In the words of Lee Corso, "Not so fast my friend."
Here are the scenarios for who wins the NFC East.
Remaining games: vs. Dallas (8-7)
For the Redskins, it's real simple. Win and you're in. They would have a better record than everybody in the NFC East.
Remaining games: @ Washington (9-6)
Dallas just needs to beat Washington. If the Giants beat the Eagles here's how the division would end up: 1. Dallas (9-7), 2. Washington (9-7), 3. New York Giants (9-7). So, how does the NFL come to that conclusion?
Here's the NFL's rules for a 3-team tiebreaker inside a division:
(Note: If the Giants lose, the same rules apply to the 2-team tiebreaker.)
- Head-to-head (best won-lost-tied percentage in games among the clubs).
- Best won-lost-tied percentage in games played within the division.
- Best won-lost-tied percentage in common games.
- Best won-lost-tied percentage in games played within the conference.
- Strength of victory.
- Strength of schedule.
- Best combined ranking among conference teams in points scored and points allowed.
- Best combined ranking among all teams in points scored and points allowed.
- Best net points in common games.
- Best net points in all games.
- Best net touchdowns in all games.
- Coin toss
So, based on those rules, here's how the tiebreaker would play out.
- Redskins, Cowboys, and Giants all went 2-2 against each other. No teams eliminated
- Redskins and Cowboys went 4-2 in NFC East, Giants go 3-3 in division. NY Giants eliminated (no teams eliminated in 2-team tiebreaker scenario if Giants lose)
- Redskins went 7-5 against Saints (Win), Bengals (Loss), Buccaneers (Win), Falcons (Loss), Giants (Loss, Win), Steelers (Loss), Panthers (Loss), Eagles (Win, Win), Ravens (Win), and Browns (Win).
Cowboys went 8-4 against those same teams: Saints (Loss), Bengals (Win), Buccaneers (Win), Falcons (Loss), Giants (Win, Loss), Steelers (Win), Panthers (Win), Eagles (Win, Win), Ravens (Loss), and Browns (Win). Redskins eliminated, Cowboys win NFC East.

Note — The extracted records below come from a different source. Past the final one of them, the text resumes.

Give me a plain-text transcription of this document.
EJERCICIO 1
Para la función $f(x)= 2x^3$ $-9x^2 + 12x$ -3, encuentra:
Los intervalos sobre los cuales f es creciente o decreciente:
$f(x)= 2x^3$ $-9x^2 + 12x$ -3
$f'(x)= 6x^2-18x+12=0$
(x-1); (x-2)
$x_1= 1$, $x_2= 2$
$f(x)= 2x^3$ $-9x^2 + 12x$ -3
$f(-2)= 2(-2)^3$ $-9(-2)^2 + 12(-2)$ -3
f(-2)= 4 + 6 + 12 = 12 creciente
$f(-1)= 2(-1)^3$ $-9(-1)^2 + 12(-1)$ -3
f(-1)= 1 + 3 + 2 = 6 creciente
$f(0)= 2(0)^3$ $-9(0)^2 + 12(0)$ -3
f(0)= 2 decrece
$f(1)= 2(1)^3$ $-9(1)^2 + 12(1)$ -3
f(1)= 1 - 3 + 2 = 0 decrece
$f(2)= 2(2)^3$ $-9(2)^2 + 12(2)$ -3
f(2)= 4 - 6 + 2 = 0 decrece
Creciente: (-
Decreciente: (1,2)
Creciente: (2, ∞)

The three losses that hurt the Redskins the most in this scenario: The Panthers game (they're 6-9), the Steelers game (all those dropped passes and RGIII ran for just 8 yards... the Skins rushed for just 86 yards as a team), and the Bengals game (home debut for RGIII).
Conversely, look what the Cowboys did against those three opponents: Panthers (Dan Bailey hits two field goals in last four minutes, Cowboys win by five), Steelers (Cowboys tie game up with 6:55 left in regulation, win in OT on a Dan Bailey field goal), Bengals (Cowboys rally from 19-10 deficit in the fourth quarter to win on a Dan Bailey field goal at the end of the game.)
Sure the Redskins could still make the playoffs as a wild card. But the easiest, and most ideal, path to the playoffs is to win the division and get a home playoff game. Considering that Mike Shanahan worked for Al Davis once upon a time, I wouldn't be surprised if he tells the team on Sunday before the game to "Just win, baby."
Note: To everybody citing the Redskins superior conference record, that's the fourth tiebreaker. If the Redskins and Cowboys had identical records versus common opponents, conference record would apply. In this case, it does not. Also, if the Redskins and Cowboys were battling for a wild card spot, and were in different divisions, conference record is the second tiebreaker after head-to-head record. Because of the NFL's scheduling structure, divisional rivals play very similar schedules with the exception of a couple games. So comparing records versus common opponents carries more weight than conference record.